Mas e a ferida aberta depois do impeachment de Dilma Rousseff? Não acirrou a polarização a ponto de tonar inviável o governo, já que, quem quer que seja o vitorioso, haverá uma oposição ruidosa nas ruas – sejam petistas derrotados em sua pretensão de resgatar o poder, sejam antipetistas hoje aglutinados em torno da candidatura Jair Bolsonaro?

Para responder à questão, é importante levar em conta que o grau de polarização na sociedade brasileira, embora certamente deva ter crescido depois do impeachment – como eu mesmo supunha há dois anos e meio na série “A armadilha da polarização na política” –, não pode ser comparado ao de países como Estados Unidos ou Argentina.

“Não obstante a crescente importância dos sentimentos partidários na determinação do comportamento dos eleitores no pleito presidencial, não há evidências de que tal movimento estaria associado a um aumento da polarização”, afirmam os cientistas políticos André Borges, da Universidade de Brasília, e Robert Vidigal, da Stony Brook University, num estudo publicado em abril.

Eles analisaram resultados das eleições de 2002 a 2014 para tentar entender até que ponto o comportamento dos eleitores era motivado por preferências partidárias e inclinações ideológicas, sinais da polarização. Também verificaram se, ao longo do tempo, ela se agravou.

Confirmaram a constatação anterior: mais da metade do eleitorado não se identifica com nenhum dos dois polos partidários, parcela que chegou a 70% em 2014. “Eleitores indiferentes que não distinguem claramente PT e PSDB constituem o segmento numericamente mais importante do eleitorado e, portanto, de maior relevo para as estratégias partidárias”, escrevem. Partidários extremos, que representam a polarização de modo mais agudo, flutuam entre 17% e 21%.

A identificação partidária se dá, mais que entre petistas e tucanos, entre petistas e antipetistas. “Metade do eleitorado antipetista não simpatiza com o PSDB ou simplesmente não conhece ou não possui informação suficiente para avaliar o principal adversário do PT”, afirma o estudo.

Ao investigar a posição dos eleitores sobre diferentes questões, como cotas, redistribuição de renda, impostos ou privatizações, constataram não haver diferenças significativas nos dois polos. As únicas estatisticamente notáveis, em cotas e privatizações, são irrisórias.

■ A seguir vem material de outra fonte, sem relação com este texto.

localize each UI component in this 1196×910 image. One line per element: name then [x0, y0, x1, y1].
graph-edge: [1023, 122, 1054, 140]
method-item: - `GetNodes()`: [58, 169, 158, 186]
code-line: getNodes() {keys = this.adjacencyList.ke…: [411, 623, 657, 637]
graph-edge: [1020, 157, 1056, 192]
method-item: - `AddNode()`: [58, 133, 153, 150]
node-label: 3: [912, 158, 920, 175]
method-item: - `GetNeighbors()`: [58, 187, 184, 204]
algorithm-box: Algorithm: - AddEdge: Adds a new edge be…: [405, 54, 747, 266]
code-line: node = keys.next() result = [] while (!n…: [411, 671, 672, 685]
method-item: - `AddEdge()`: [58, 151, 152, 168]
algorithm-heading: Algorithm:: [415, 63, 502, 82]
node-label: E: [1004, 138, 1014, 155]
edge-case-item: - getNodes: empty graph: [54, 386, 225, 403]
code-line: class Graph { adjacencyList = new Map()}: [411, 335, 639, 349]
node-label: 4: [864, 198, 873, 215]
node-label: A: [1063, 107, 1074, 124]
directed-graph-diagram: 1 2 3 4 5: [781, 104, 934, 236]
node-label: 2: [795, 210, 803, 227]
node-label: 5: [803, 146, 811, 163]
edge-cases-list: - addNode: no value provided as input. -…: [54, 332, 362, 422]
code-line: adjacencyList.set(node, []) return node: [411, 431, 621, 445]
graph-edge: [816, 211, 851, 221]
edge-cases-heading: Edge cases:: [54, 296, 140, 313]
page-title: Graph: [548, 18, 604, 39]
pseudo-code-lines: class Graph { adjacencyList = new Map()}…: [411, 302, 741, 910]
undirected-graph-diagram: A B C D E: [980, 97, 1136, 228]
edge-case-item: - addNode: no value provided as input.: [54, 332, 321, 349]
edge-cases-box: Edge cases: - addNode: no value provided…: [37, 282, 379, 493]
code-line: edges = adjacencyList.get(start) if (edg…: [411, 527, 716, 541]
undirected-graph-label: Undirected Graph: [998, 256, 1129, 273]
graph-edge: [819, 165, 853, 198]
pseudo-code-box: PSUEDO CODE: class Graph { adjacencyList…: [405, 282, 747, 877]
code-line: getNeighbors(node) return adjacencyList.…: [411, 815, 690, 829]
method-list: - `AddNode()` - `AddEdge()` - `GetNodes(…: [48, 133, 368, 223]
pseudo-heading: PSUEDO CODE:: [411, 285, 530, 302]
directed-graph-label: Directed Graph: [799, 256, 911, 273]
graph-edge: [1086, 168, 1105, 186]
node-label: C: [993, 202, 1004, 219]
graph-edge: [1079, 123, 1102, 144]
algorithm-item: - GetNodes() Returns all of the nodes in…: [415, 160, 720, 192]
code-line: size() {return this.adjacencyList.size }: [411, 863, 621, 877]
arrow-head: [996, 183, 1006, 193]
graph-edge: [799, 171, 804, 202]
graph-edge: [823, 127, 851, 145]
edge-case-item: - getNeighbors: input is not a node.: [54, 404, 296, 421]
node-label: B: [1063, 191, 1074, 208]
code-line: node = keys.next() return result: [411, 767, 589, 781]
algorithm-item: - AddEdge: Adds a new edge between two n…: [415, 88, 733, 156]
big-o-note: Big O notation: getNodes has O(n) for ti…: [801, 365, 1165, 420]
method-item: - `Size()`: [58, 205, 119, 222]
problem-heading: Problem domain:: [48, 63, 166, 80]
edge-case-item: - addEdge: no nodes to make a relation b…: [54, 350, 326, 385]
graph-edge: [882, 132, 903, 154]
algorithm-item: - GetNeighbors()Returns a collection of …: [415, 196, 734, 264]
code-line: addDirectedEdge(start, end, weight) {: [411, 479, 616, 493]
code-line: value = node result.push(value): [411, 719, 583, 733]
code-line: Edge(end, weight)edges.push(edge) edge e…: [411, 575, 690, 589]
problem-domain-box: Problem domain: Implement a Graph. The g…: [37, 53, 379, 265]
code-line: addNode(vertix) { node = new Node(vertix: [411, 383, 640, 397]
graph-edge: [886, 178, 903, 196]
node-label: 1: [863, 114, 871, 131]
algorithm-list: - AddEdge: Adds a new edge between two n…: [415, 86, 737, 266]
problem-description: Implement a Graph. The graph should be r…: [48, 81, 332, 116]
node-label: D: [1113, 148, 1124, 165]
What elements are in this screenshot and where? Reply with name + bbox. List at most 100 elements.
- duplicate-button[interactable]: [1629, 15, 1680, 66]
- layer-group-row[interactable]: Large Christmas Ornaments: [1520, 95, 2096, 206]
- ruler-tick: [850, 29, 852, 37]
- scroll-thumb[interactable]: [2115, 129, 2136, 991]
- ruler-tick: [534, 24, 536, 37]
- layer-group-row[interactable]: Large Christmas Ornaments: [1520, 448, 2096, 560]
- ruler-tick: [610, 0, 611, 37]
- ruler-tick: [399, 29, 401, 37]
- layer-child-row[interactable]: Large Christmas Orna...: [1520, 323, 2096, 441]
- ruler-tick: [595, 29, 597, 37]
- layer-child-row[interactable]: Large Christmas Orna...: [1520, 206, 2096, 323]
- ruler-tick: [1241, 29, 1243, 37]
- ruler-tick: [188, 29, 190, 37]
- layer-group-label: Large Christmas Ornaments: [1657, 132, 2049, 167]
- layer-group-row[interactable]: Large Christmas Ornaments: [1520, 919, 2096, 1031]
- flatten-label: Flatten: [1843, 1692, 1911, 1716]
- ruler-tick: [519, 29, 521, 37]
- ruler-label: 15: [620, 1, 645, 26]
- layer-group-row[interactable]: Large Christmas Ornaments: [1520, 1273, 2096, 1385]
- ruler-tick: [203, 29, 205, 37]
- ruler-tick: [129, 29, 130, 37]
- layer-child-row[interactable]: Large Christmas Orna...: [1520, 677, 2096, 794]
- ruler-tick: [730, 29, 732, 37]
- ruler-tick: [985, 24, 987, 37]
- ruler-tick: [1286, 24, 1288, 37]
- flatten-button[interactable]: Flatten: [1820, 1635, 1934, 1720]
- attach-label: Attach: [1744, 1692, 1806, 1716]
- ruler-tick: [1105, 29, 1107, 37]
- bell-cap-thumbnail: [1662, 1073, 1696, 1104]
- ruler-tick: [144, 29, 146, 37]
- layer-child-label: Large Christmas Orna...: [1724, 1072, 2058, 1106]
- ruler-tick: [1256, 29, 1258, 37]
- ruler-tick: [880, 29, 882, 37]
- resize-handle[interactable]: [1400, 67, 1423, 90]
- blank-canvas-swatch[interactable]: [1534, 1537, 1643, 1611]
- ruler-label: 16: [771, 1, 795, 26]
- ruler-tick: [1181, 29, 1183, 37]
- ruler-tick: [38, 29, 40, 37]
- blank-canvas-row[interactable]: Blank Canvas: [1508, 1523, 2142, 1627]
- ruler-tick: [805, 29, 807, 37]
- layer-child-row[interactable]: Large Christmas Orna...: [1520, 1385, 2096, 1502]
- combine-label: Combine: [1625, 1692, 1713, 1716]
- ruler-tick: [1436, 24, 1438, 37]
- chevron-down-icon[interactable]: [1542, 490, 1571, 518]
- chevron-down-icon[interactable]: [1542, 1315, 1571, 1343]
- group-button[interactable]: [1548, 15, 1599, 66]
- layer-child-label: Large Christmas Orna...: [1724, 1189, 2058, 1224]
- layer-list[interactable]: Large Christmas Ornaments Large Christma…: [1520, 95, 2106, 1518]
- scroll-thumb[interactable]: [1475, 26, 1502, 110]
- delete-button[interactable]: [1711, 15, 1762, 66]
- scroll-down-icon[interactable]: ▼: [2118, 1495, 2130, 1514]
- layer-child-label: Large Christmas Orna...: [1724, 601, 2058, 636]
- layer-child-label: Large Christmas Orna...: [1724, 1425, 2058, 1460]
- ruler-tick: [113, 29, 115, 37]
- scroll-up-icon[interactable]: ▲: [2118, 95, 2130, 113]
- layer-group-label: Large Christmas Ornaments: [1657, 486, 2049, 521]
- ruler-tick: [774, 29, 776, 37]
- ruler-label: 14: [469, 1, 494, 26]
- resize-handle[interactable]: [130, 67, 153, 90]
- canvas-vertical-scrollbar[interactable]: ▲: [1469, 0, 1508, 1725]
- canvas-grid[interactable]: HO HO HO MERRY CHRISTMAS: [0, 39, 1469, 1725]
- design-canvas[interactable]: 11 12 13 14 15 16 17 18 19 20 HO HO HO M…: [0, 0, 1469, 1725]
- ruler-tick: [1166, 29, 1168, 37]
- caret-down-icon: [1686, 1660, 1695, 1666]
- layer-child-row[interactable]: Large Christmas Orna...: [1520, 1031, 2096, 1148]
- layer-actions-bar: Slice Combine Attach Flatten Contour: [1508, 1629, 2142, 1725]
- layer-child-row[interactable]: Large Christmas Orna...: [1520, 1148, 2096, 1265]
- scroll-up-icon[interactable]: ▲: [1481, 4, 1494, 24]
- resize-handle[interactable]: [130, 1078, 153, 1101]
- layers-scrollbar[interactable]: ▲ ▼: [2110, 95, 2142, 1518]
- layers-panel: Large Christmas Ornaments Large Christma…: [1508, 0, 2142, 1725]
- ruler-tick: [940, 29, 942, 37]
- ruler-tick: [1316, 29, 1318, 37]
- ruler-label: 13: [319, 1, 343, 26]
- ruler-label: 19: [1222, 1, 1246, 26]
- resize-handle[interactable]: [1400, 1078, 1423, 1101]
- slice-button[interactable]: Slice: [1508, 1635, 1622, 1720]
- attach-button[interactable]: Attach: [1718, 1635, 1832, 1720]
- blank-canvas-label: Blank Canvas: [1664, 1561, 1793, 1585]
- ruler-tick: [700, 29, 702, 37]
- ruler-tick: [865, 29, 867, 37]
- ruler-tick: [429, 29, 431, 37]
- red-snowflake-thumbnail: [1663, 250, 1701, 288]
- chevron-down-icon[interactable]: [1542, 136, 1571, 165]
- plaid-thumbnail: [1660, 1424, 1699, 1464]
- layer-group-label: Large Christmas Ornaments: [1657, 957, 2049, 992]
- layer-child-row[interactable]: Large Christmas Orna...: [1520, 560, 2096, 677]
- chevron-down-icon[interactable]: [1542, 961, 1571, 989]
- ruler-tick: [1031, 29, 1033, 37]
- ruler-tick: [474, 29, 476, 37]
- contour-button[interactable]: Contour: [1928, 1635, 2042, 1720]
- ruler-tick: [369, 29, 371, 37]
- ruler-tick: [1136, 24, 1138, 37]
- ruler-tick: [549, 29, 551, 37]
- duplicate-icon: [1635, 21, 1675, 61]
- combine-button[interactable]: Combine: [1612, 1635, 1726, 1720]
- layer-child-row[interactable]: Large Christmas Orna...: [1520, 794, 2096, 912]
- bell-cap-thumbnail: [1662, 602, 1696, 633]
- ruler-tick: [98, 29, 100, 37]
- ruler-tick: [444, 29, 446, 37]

Isso desmente a noção de que a sociedade brasileira esteja cindida ao meio.

Mais que isso, os antipetistas que não simpatizam com os tucanos, em vez de representar uma nova direita, se aproximavam mais das bandeiras de esquerda do próprio PT. “Mesmo em questões que dividem tucanos e petistas, a exemplo das cotas raciais, não é possível encontrar diferenças expressivas entre os antipetistas e os eleitores mais fortemente identificados com o PT”, dizem.

Ao analisar a evolução das preferências ao longo do tempo, não constataram acirramento na polarização. “Não há evidências concretas relativas a um suposto aumento da polarização partidária nos últimos anos”, afirmam. “Pelo contrário, as diferenças atitudinais entre petistas e tucanos são de pequena monta, e a distância ideológica entre os extremos da escala de partidarismo se reduziu ao longo do tempo.”

Como o estudo só pôde ser realizado com dados até 2014, ele obviamente não permite desvendar o impacto eleitoral do impeachment ou da prisão do ex-presidente Luiz Inácio Lula da Silva no sentimento do eleitor. Nem fornece uma explicação para a aparente aglutinação do polo antipetista em torno da candidatura Bolsonaro.

“Não há como saber se a votação de Bolsonaro reflete, de fato, um crescimento do eleitorado conservador ou se se trata apenas de resultado conjuntural da fragmentação da centro-direita e da ausência de um candidato tucano sólido”, dizem Abreu e Vidigal nas conclusões.

Eles se mantêm céticos: “Só se pode falar em polarização quando se verifica crescimento dos eleitores em ambos os extremos do espectro ideológico e redução concomitante da viabilidade eleitoral de candidaturas centristas. Essa hipótese nos parece extremamente improvável e, certamente, não pode ser corroborada a partir das pesquisas eleitorais”.

Tanto Mello quanto Abreu e Vidigal nos dão motivos para algum otimismo. Não que o Brasil tenha passado incólume pela maior crise política desde a redemocratização. Mas as feridas estão mais no sistema político que na sociedade. Mesmo que a polarização possa ter se agravado, não há nenhum sinal de que seja irremediável.